The findings also support the idea that early lack of inhibition precedes later psychotic experiences because a deficiency in inhibitory control characterizes schizophrenia and other psychotic diseases.

When they looked for co-occurring psychopathological problems, the correlation between working memory deficiencies in childhood and hypomania in young adults vanished, indicating that more research is required.

These findings imply that diverse psychopathological symptoms in young adults are related to particular cognitive deficiencies in childhood. These findings also raise the possibility of using early cognitive therapies in childhood to alter or lessen the likelihood of developing later psychopathological symptoms.

The study’s findings are particularly relevant because at least 10% of children and adolescents worldwide have a mental condition, which places a heavy strain on the global health system. 75% of adult mental problems have their beginnings in childhood or adolescence.

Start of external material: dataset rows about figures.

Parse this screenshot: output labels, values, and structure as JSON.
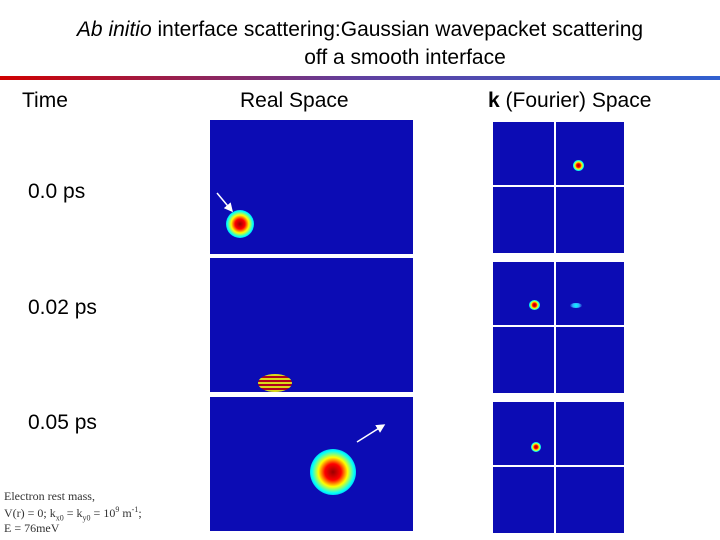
{
  "title": {
    "italic": "Ab initio",
    "line1_rest": " interface scattering:Gaussian wavepacket scattering",
    "line2": "off a smooth interface"
  },
  "columns": {
    "time": "Time",
    "real_space": "Real Space",
    "k_space": {
      "bold": "k",
      "rest": " (Fourier) Space"
    }
  },
  "rows": [
    {
      "time": "0.0 ps"
    },
    {
      "time": "0.02 ps"
    },
    {
      "time": "0.05 ps"
    }
  ],
  "note": {
    "line1": "Electron rest mass,",
    "line2": [
      {
        "text": "V(r) = 0; k"
      },
      {
        "sub": "x0"
      },
      {
        "text": " = k"
      },
      {
        "sub": "y0"
      },
      {
        "text": " = 10"
      },
      {
        "sup": "9"
      },
      {
        "text": " m"
      },
      {
        "sup": "-1"
      },
      {
        "text": ";"
      }
    ],
    "line3": "E = 76meV"
  }
}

Furthermore, bipolar disorder, depression, and psychosis frequently start in adolescence and last into young adulthood; these conditions may be connected to abnormalities in adolescent development brought on by behavioral, biological, or environmental factors.

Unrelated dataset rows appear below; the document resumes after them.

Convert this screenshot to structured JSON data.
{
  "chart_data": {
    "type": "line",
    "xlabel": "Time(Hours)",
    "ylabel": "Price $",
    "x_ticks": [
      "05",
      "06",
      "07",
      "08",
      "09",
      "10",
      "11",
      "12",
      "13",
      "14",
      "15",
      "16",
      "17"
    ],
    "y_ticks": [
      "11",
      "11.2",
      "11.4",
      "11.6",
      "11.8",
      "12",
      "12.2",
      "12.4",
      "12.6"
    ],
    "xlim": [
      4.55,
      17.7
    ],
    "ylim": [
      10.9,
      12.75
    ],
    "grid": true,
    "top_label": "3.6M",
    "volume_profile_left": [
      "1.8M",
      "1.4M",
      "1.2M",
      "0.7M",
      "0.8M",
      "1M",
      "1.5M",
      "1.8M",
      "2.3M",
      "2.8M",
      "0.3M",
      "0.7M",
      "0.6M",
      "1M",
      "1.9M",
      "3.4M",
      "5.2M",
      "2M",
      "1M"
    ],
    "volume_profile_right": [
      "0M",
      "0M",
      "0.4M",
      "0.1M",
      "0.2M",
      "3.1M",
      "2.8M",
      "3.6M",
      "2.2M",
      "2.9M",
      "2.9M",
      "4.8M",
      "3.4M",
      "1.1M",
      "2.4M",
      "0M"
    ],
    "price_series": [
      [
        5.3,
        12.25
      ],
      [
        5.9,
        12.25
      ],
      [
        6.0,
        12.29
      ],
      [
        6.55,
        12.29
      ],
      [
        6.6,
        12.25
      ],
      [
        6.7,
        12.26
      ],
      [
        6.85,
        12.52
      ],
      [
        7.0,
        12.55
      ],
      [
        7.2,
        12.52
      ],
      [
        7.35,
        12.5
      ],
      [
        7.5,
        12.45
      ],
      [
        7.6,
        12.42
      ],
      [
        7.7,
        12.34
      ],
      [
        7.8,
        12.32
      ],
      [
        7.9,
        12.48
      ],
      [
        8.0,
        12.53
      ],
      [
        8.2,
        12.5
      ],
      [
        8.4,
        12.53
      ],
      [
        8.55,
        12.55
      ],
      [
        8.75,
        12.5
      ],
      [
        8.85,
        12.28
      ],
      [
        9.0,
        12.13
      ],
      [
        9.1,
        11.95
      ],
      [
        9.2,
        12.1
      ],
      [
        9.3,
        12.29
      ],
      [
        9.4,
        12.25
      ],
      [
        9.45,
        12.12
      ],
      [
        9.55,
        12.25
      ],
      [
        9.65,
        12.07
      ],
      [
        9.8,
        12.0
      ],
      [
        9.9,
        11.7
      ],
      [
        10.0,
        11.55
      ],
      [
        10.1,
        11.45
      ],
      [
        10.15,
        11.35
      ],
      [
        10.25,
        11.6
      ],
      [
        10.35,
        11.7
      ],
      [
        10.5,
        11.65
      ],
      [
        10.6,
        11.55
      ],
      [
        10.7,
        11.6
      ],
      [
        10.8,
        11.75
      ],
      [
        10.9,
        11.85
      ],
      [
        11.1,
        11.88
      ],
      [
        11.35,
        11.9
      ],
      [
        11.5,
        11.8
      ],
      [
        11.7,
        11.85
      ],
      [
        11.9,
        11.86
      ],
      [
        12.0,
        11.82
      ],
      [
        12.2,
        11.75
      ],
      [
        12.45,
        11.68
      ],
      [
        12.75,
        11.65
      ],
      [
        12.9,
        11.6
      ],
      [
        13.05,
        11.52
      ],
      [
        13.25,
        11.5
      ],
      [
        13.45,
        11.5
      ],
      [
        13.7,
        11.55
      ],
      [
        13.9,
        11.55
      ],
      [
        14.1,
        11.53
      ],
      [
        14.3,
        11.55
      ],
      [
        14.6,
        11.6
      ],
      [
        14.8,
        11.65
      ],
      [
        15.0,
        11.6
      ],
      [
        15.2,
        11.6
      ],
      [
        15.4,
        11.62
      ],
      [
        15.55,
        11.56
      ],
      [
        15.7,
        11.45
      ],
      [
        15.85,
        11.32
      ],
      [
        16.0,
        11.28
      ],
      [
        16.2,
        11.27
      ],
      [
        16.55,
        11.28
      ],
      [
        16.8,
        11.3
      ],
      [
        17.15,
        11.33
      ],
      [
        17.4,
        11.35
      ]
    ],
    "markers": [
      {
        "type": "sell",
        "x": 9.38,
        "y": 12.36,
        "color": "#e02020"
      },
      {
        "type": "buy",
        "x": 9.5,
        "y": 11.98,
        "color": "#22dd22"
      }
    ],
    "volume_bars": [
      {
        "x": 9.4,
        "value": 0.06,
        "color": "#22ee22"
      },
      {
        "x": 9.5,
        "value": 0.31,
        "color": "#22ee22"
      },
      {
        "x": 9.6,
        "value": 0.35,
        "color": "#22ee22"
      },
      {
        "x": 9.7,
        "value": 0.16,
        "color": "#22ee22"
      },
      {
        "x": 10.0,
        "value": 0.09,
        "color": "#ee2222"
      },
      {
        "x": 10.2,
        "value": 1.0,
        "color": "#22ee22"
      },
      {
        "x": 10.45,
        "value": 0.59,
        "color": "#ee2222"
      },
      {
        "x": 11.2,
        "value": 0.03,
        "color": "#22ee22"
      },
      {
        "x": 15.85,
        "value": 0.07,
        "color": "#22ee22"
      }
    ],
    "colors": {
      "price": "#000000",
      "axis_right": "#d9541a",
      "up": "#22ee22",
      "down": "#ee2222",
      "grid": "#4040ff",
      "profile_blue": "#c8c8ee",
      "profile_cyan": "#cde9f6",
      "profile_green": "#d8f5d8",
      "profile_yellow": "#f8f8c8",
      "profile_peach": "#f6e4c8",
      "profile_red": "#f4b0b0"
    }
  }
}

Determining which risk factors precede these illnesses and how they relate to the key characteristics of mental disorders like psychosis and mood disorders is vital for studying the genesis of mental disorders at these early stages. Additionally, psychiatric diseases frequently involve cognitive deficiencies, ranging from impaired language and social cognition to decreased attention and working memory. They drastically reduce the quality of life and may even exist before serious mental illnesses by several years.

Thanks to studies like these, we can comprehend the connection between cognitive impairments in childhood and the development of mental health concerns later in life. We are one step closer to developing efficient interventions that could lessen their influence on a person’s life.

Journal Reference

Morales-Muñoz, I., Upthegrove, R., Mallikarjun, P. K., Broome, M. R., & Marwaha, S. (2021). Longitudinal associations between cognitive deficits in childhood and psychopathological symptoms in adolescence and young adulthood. JAMA Network Open, 4(4).